When WordPress runs the main query for an archive page, it doesn’t just fetch the 10 or 20 posts you’re about to display. It also adds SQL_CALC_FOUND_ROWS to the query, which asks MySQL to count every single matching row so WordPress can build the pagination and tell you there are, say, 4,213 products across 211 pages.

On a small archive that’s harmless. On a large one it’s ruinous. If your /shop/ page or a custom post type archive has 100,000 or more matching items, SQL_CALC_FOUND_ROWS forces MySQL to examine every one of those matching rows just to produce a total, even though only a handful are actually shown. This is the single biggest cause of slow archive and shop pages we see, and the cost grows with your catalogue.

The fix is in the Query Speed tab. Enable "Remove SQL_CALC_ROWS" and WordPress stops asking for that full count. The query then does what you’d expect: it finds the rows for the current page and returns them, without walking the entire result set first.

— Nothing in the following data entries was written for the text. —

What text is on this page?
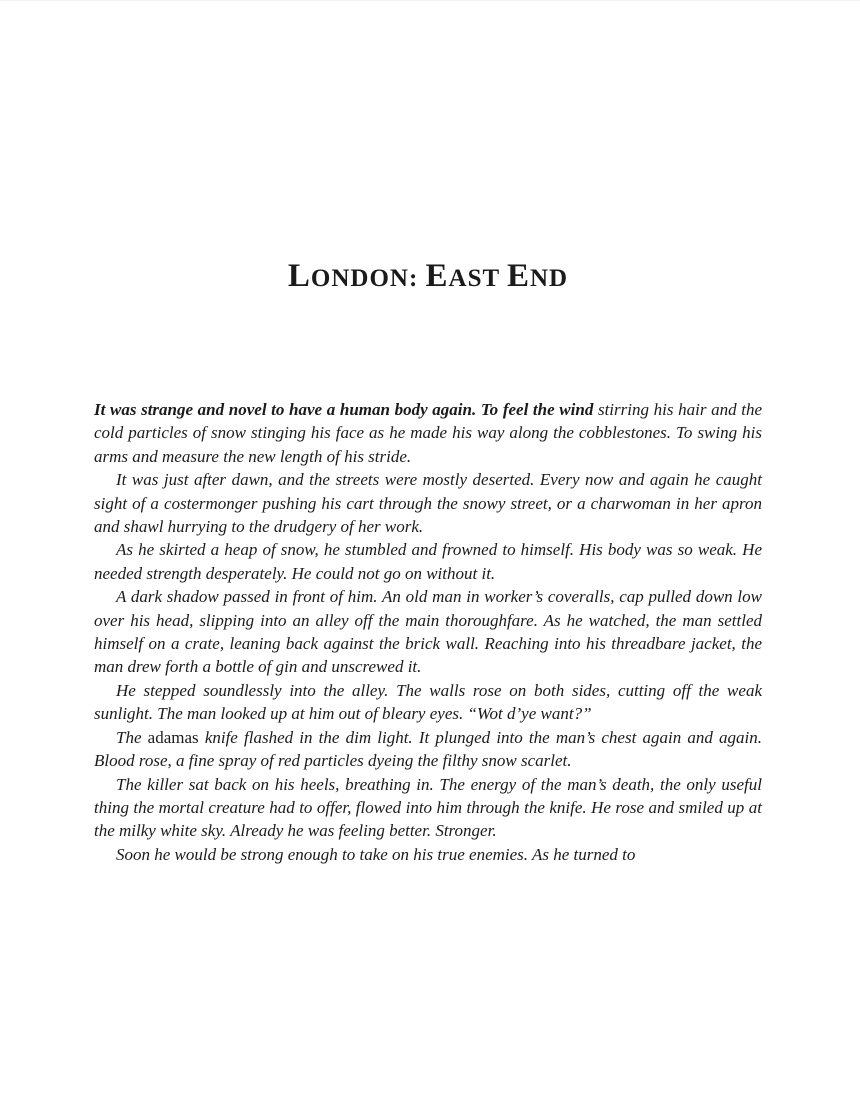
LONDON: EAST END

It was strange and novel to have a human body again. To feel the wind stirring his hair and the cold particles of snow stinging his face as he made his way along the cobblestones. To swing his arms and measure the new length of his stride.

It was just after dawn, and the streets were mostly deserted. Every now and again he caught sight of a costermonger pushing his cart through the snowy street, or a charwoman in her apron and shawl hurrying to the drudgery of her work.

As he skirted a heap of snow, he stumbled and frowned to himself. His body was so weak. He needed strength desperately. He could not go on without it.

A dark shadow passed in front of him. An old man in worker’s coveralls, cap pulled down low over his head, slipping into an alley off the main thoroughfare. As he watched, the man settled himself on a crate, leaning back against the brick wall. Reaching into his threadbare jacket, the man drew forth a bottle of gin and unscrewed it.

He stepped soundlessly into the alley. The walls rose on both sides, cutting off the weak sunlight. The man looked up at him out of bleary eyes. “Wot d’ye want?”

The adamas knife flashed in the dim light. It plunged into the man’s chest again and again. Blood rose, a fine spray of red particles dyeing the filthy snow scarlet.

The killer sat back on his heels, breathing in. The energy of the man’s death, the only useful thing the mortal creature had to offer, flowed into him through the knife. He rose and smiled up at the milky white sky. Already he was feeling better. Stronger.

Soon he would be strong enough to take on his true enemies. As he turned to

There’s one deliberate trade-off. Because the exact total is no longer calculated, WordPress can’t display a precise final page number. To handle this cleanly, the option lets you replace that final page number with a word of your choosing, "Many" by default. So instead of "Page 1 of 211" your pagination reads "Page 1 of Many", and visitors can still page forwards through the results.

This does change your pagination behaviour on purpose, so it’s worth reviewing how your archives read afterwards. For most large sites, losing an exact page count is a small price for pages that load in a fraction of the time.

In short: SQL_CALC_FOUND_ROWS makes MySQL count your whole archive on every page load. Remove it in the Query Speed tab, optionally swap the final page number for a word, and large archives get much faster.